Talvez não tenha reparado, mas o que paradoxalmente se discutiu este ano no umbigo da globalização, foram os limites ou (em português) os shortcomings da dita. Não reparou mesmo? Vamos então por partes.
Por muito que alguma esquerda não goste da ideia, a verdade – mensurável – é que o processo de globalização, a progressiva integração das várias economias mundiais, produziu, ao longo dos últimos 30 anos, e em termos agregados, um aumento significativo de riqueza e de prosperidade.
Por muito que alguns liberais não gostem de reconhecê-lo, o mesmíssimo processo não distribuiu a riqueza criada de forma minimamente equitativa. E repare que não falo de igualdade que – por ser fundamentalmente incompatível com a liberdade – é um objetivo social que a História já demonstrou não ser saudável perseguir. Falo em equidade. Falo num padrão de distribuição da riqueza criada que não seja o observado pela Oxfam num relatório divulgado na semana passada: 80% da riqueza criada em 2017 terá sido “capturada” por 1% da população mundial.
Postas as coisas assim, é mais fácil perceber o que de fundamental se discutiu em Davos. No essencial estiveram em confronto duas teses profundamente contraditórias para endereçar este problema.
A primeira, mais simples, mais primária, mas talvez por isso mesmo mais tranquilizante e mais apelativa, traduz-se, se reduzida à sua expressão mais nuclear, numa única ideia: é possível travar e até fazer reverter o processo de globalização. É a tese defendida por Donald Trump e está aliás bem resumida na sua ideia da America First.
Sendo apelativa, é uma tese com dois problemas. O primeiro é que a proposta é ilusória. Já lá vai o tempo em que meia dúzia de ativistas de esquerda (que neste ponto não são muito diferentes de Trump) fazia danças da chuva durante os encontros do G20 tentando travar este vento com as mãos. Mas o problema fundamental é outro. É que o Presidente americano atira ao alvo errado. O que se quer travar não é a criação de riqueza, mas a iníqua distribuição da riqueza criada. Sendo que seria obviamente a criação de riqueza que se atacaria se Trump convencesse o mundo a embarcar na sua fantasia isolacionista.

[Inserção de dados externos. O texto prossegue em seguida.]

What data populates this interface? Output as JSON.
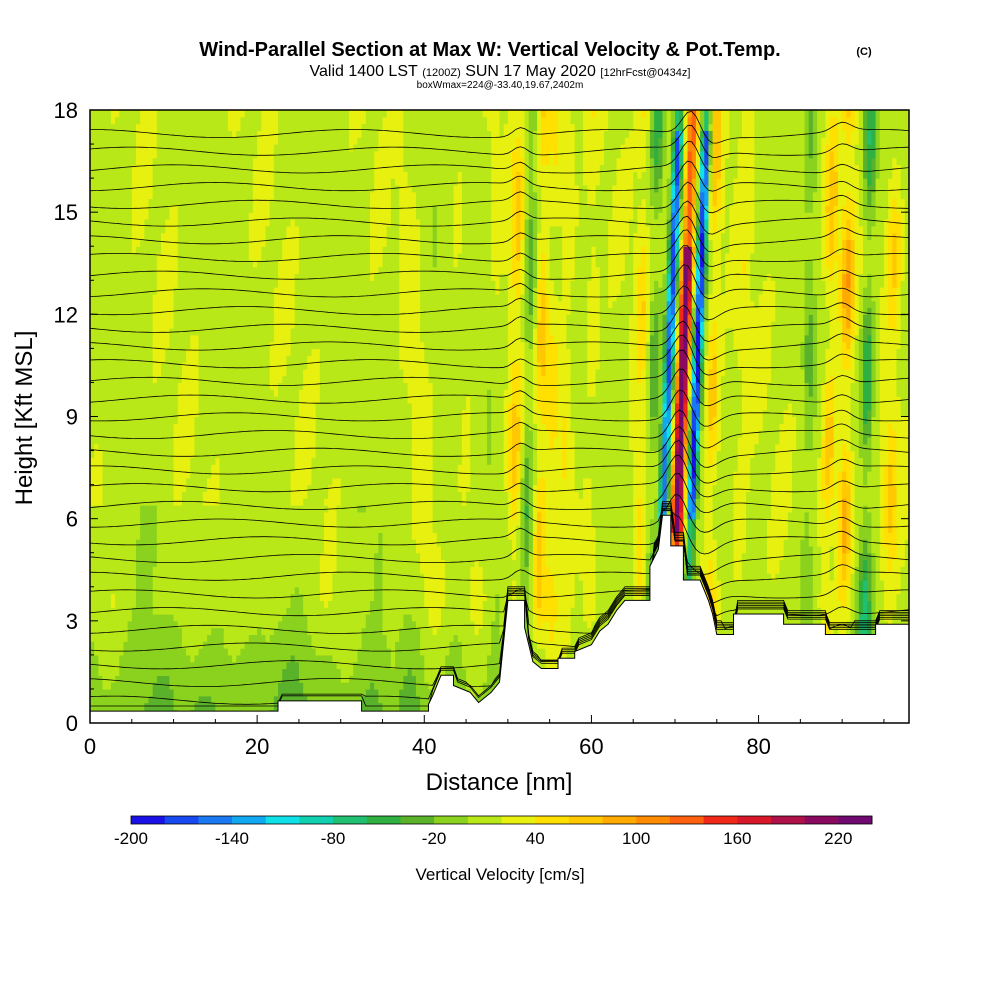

A segunda tese, defendida pelo
Presidente francês, tem a vantagem evidente de se atirar ao verdadeiro problema (o que não deixa de ser um bom principio metodológico). Macron recusa a via fácil e as promessas
imediatistas.
Reconhece que o comércio livre é gerador de riqueza, mas reconhece igualmente e sem quaisquer complexos que sem uma maior partilha dos benefícios da globalização, sem uma compatibilização entre objetivos e económicos e ambientais, todo o processo se tornará insustentável.
A tese tem uma vantagem evidente e uma desvantagem séria. A vantagem é de ser a correta. A desvantagem é a de ser muito mais difícil de articular em termos políticos e de traduzir em propostas concretas.
Em Davos, mais coisa menos coisa, só se passou isto.